• Limits to curb speculation on food prices agreed
• UK blocks proposals for tougher regulation
EU negotiators last night agreed to introduce regulation to prevent speculation by banks and hedge funds driving up food prices and exacerbating the global hunger crisis. The new controls will place a limit on the number of food contracts that banks and other finance companies can hold, and will force traders to open their activity to greater public scrutiny.
Anti-poverty campaign group the World Development Movement has hailed the decision as an historic step forward, but said that the UK government’s opposition to tough controls has resulted in serious loopholes in the regulation. In particular, limits will be set at national rather than EU level, which campaigners say risks a regulatory ‘race to the bottom’ as countries could compete to set weaker limits.
The group is urging the European regulator ESMA to ensure that the new rules are implemented effectively, and not watered down further by industry lobbying.
Goldman Sachs, Barclays, Deutsche Bank, JP Morgan and Morgan Stanley together made an estimated £2.2 billion from speculating on food including wheat, maize and soy between 2010 and 2012. Speculation increases price volatility and has been a major factor in the sharp spikes in global food prices of the last six years.

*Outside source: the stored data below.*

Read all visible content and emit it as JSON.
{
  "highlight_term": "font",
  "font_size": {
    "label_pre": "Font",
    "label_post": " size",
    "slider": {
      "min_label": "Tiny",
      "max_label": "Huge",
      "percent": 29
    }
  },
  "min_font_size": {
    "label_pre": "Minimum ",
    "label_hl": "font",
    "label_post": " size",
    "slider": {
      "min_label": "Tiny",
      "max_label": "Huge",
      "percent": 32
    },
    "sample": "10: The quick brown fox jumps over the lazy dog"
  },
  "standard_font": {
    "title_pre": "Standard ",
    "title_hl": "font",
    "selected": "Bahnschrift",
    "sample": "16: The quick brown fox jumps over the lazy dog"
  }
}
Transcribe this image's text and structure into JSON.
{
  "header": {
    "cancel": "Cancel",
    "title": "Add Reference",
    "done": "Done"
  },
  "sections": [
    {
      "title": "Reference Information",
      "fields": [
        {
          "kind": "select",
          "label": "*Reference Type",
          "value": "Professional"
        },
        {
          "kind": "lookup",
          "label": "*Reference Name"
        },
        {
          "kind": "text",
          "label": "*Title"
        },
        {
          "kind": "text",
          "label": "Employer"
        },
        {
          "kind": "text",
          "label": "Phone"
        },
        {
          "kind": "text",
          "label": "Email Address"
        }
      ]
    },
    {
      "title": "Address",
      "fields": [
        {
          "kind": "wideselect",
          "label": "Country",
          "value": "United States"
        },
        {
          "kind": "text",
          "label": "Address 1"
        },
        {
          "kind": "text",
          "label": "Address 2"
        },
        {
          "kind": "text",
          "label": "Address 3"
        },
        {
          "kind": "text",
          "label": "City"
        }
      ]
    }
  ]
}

Nick Dearden, director of the World Development Movement, said today:
“Public outrage over food speculation has been huge and the fact that the EU has listened to that anger is a victory for public pressure. But the UK’s role in watering down the regulation has been a disgrace. The Treasury has put the profits of banks like Goldman Sachs above the basic human need for food, with the result that the new rules could be too weak to be effective. Yesterday’s agreement is a good step forward, but now we need to make sure the limits are set at a level that properly tackles excessive speculation.”
The new rules on food speculation are part of a major piece of European financial reform, the Markets in Financial Instruments Directive (MiFID). Once it has been officially approved by MEPs and EU finance ministers, it must be incorporated into national legislation in each of the 28 EU member states.